Atrial tachycardia (AT) is a type of rapid heart rhythm abnormality that originates from a discrete focal area of the atria, or upper chambers of the heart. This disorder is sometimes called focal atrial tachycardia.
Symptoms of Atrial Tachycardia
Typical symptoms of atrial tachycardia are often similar to atrial flutter and atrial fibrillation. These include sudden palpitations, dizziness, trouble breathing, and syncope or passing out. Unlike AT, atrial flutter is not a small focal area of the heart but rather a large abnormal circuit often encompassing the whole atrium. Atrial fibrillation can have focal areas that sustain the rhythm but these are typically multiple and the rhythm pattern is irregular.
Causes and Treatment
AT can have numerous causes:
- Reversible AT due transient abnormalities in the body
- Congenital AT
- AT due to aging or other heart disease
- AT as a consequence of prior heart procedures such as surgery or cardiac ablation
Reversible AT can be due to temporary abnormalities such as very abnormal body electrolytes from dehydration. It’s easily treated by targeting the abnormality. Patients with congenital AT are born with it, often presenting in childhood or early adulthood. It can be controlled with medications or effectively with catheter ablation procedures.

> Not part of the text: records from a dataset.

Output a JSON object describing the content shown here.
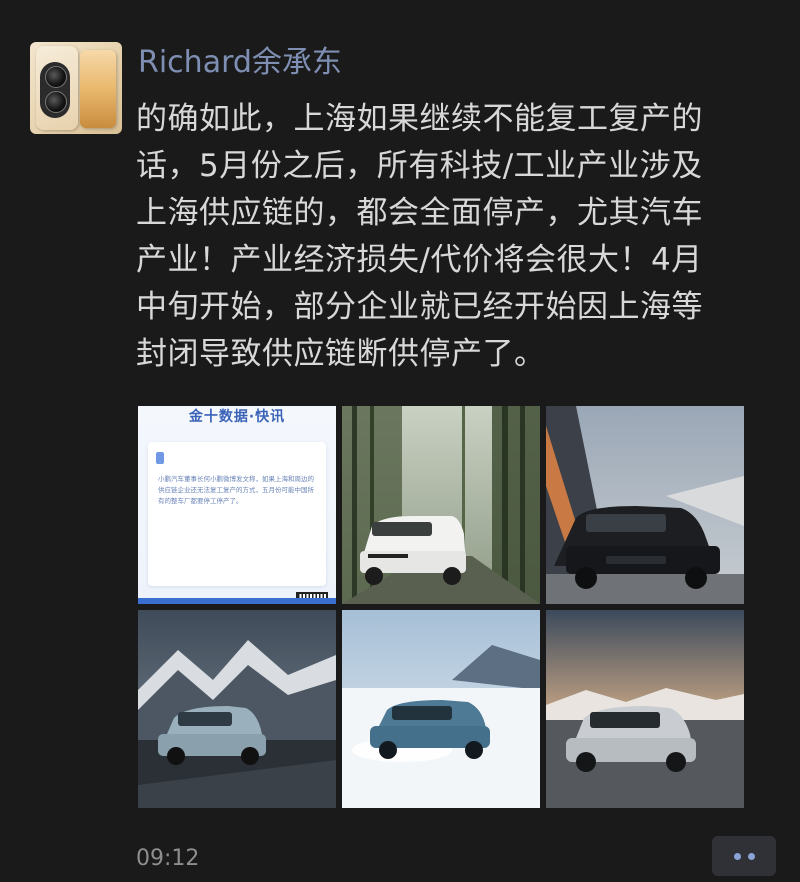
{
  "post": {
    "author": "Richard余承东",
    "text": "的确如此，上海如果继续不能复工复产的\n话，5月份之后，所有科技/工业产业涉及\n上海供应链的，都会全面停产，尤其汽车\n产业！产业经济损失/代价将会很大！4月\n中旬开始，部分企业就已经开始因上海等\n封闭导致供应链断供停产了。",
    "time": "09:12"
  },
  "images": [
    {
      "kind": "news-screenshot",
      "header": "金十数据·快讯",
      "body": "小鹏汽车董事长何小鹏微博发文称，如果上海和周边的供应链企业还无法复工复产的方式，五月份可能中国所有的整车厂都要停工停产了。"
    },
    {
      "kind": "photo",
      "subject": "white SUV on road between bamboo trees"
    },
    {
      "kind": "photo",
      "subject": "black SUV beside modern architecture"
    },
    {
      "kind": "photo",
      "subject": "blue-gray SUV driving in snowy mountains"
    },
    {
      "kind": "photo",
      "subject": "blue SUV drifting on snow field"
    },
    {
      "kind": "photo",
      "subject": "silver SUV on mountain road at sunset"
    }
  ],
  "icons": {
    "more": "more-dots-icon"
  },
  "colors": {
    "background": "#1a1a1a",
    "author_link": "#7e8fb3",
    "text": "#d8d8d8",
    "timestamp": "#8e8e8e",
    "more_dots": "#8aa4d6"
  }
}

AT can also be a consequence of aging or other heart disease causing progressive disease in the heart’s electrical system. This may lead to certain focal areas to have rapid electric beats. Management of this type of AT depends on a patient’s underlying health and typically consists of drugs to regulate the rhythm and/or catheter ablation.
One of the most common causes of AT today is a prior heart procedure. Children born with congenital heart disease that requires heart surgery often develop AT decades later in the regions of the heart where surgery was performed. With the growth of catheter ablation, AT has been noted to be a common arrhythmia in patients with symptoms that reoccur. These focal ATs are often located near previous ablation scars. Treatment of these post-procedural focal ATs is more difficult that other ATs and require either drugs or further procedures.